Door uses the words “fiefdom” and “duchy” and asks Richard to whom he swears allegiance. The social structure of London Below seems to be feudal rather which is just one more incongruity which further displaces Richard.

There is a long history of displacement in fantasy. Of course when looking at the title, Neverwhere. One must also think of J.M. Barrie’s Never Never Land in the Peter Pan books (in which there is a surprising hint of menace for all that the books are children’s classics). The lost boys are lost. They have slipped through the cracks of their London with the real risk of never returning.

Similarly in the Welsh epic the Mabinogion, which feels akin to Arthurian tales, the knights slip in and out of magical realms without realizing it until they encounter a magical person although the shift from ordinary to magic is often signaled by the hero seeing a puzzling event like a sheep crossing the river and changing from black to white and back again.

In Shakespeare, characters often enter a wilderness and encounter the magical and are transformed. The lovers and mechanicals in A Midsummer Night’s Dream enter the forest, King Lear wanders in the wilderness, Rosalind flees to the forest of Arden in As You Like It, Prospero and the infant Miranda are shipwrecked on an Island in the Tempest.

These places that are outside the normal social order provide a place for magical encounters and more importantly transformation. Being outside the normal social order allows a character to reflect on that social order and see it with the perspective of an outsider or find that he or she has changed and no longer fits within that social order.

So both the place name and the place itself are dislocating. It is interesting however that the inhabitants of London Below call it London below. Neverwhere is not used as a place name. The place is real to those that inhabit it.

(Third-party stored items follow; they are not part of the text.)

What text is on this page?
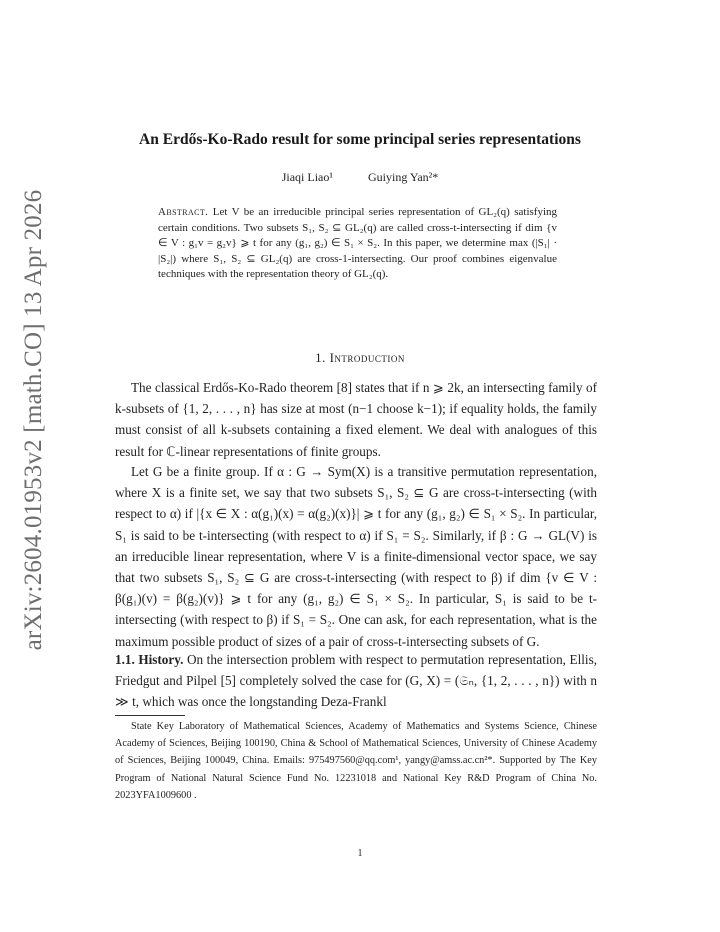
arXiv:2604.01953v2 [math.CO] 13 Apr 2026
An Erdős-Ko-Rado result for some principal series representations
Jiaqi Liao¹	Guiying Yan²*
Abstract. Let V be an irreducible principal series representation of GL₂(q) satisfying certain conditions. Two subsets S₁, S₂ ⊆ GL₂(q) are called cross-t-intersecting if dim {v ∈ V : g₁v = g₂v} ⩾ t for any (g₁, g₂) ∈ S₁ × S₂. In this paper, we determine max (|S₁| · |S₂|) where S₁, S₂ ⊆ GL₂(q) are cross-1-intersecting. Our proof combines eigenvalue techniques with the representation theory of GL₂(q).
1. Introduction
The classical Erdős-Ko-Rado theorem [8] states that if n ⩾ 2k, an intersecting family of k-subsets of {1, 2, . . . , n} has size at most (n−1 choose k−1); if equality holds, the family must consist of all k-subsets containing a fixed element. We deal with analogues of this result for ℂ-linear representations of finite groups.
Let G be a finite group. If α : G → Sym(X) is a transitive permutation representation, where X is a finite set, we say that two subsets S₁, S₂ ⊆ G are cross-t-intersecting (with respect to α) if |{x ∈ X : α(g₁)(x) = α(g₂)(x)}| ⩾ t for any (g₁, g₂) ∈ S₁ × S₂. In particular, S₁ is said to be t-intersecting (with respect to α) if S₁ = S₂. Similarly, if β : G → GL(V) is an irreducible linear representation, where V is a finite-dimensional vector space, we say that two subsets S₁, S₂ ⊆ G are cross-t-intersecting (with respect to β) if dim {v ∈ V : β(g₁)(v) = β(g₂)(v)} ⩾ t for any (g₁, g₂) ∈ S₁ × S₂. In particular, S₁ is said to be t-intersecting (with respect to β) if S₁ = S₂. One can ask, for each representation, what is the maximum possible product of sizes of a pair of cross-t-intersecting subsets of G.
1.1. History. On the intersection problem with respect to permutation representation, Ellis, Friedgut and Pilpel [5] completely solved the case for (G, X) = (𝔖ₙ, {1, 2, . . . , n}) with n ≫ t, which was once the longstanding Deza-Frankl
State Key Laboratory of Mathematical Sciences, Academy of Mathematics and Systems Science, Chinese Academy of Sciences, Beijing 100190, China & School of Mathematical Sciences, University of Chinese Academy of Sciences, Beijing 100049, China. Emails: 975497560@qq.com¹, yangy@amss.ac.cn²*. Supported by The Key Program of National Natural Science Fund No. 12231018 and National Key R&D Program of China No. 2023YFA1009600 .
1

Which brings me to one other meandering thought about fantasy or more specifically the genre often called magical realism. I don’t know whether those who make book classifications identify Gaiman’s work as magical realist but he does share something with magical realist author Gabriel Garcia Marquez- a grounding in journalism.

The magical in Neverwhere is simply reported, in a matter of fact journalistic style. In fact the only person to whom this world is odd is Richard Mayhew so explanations are not forthcoming. It is part of what makes the world so plausible.

We are familiar with slipping into magical worlds and the honest way the events are reported is useful for actors in performance as well who are always in search of authenticity in performance. The world has to be real for the actors and the audience even when it is paint and flats.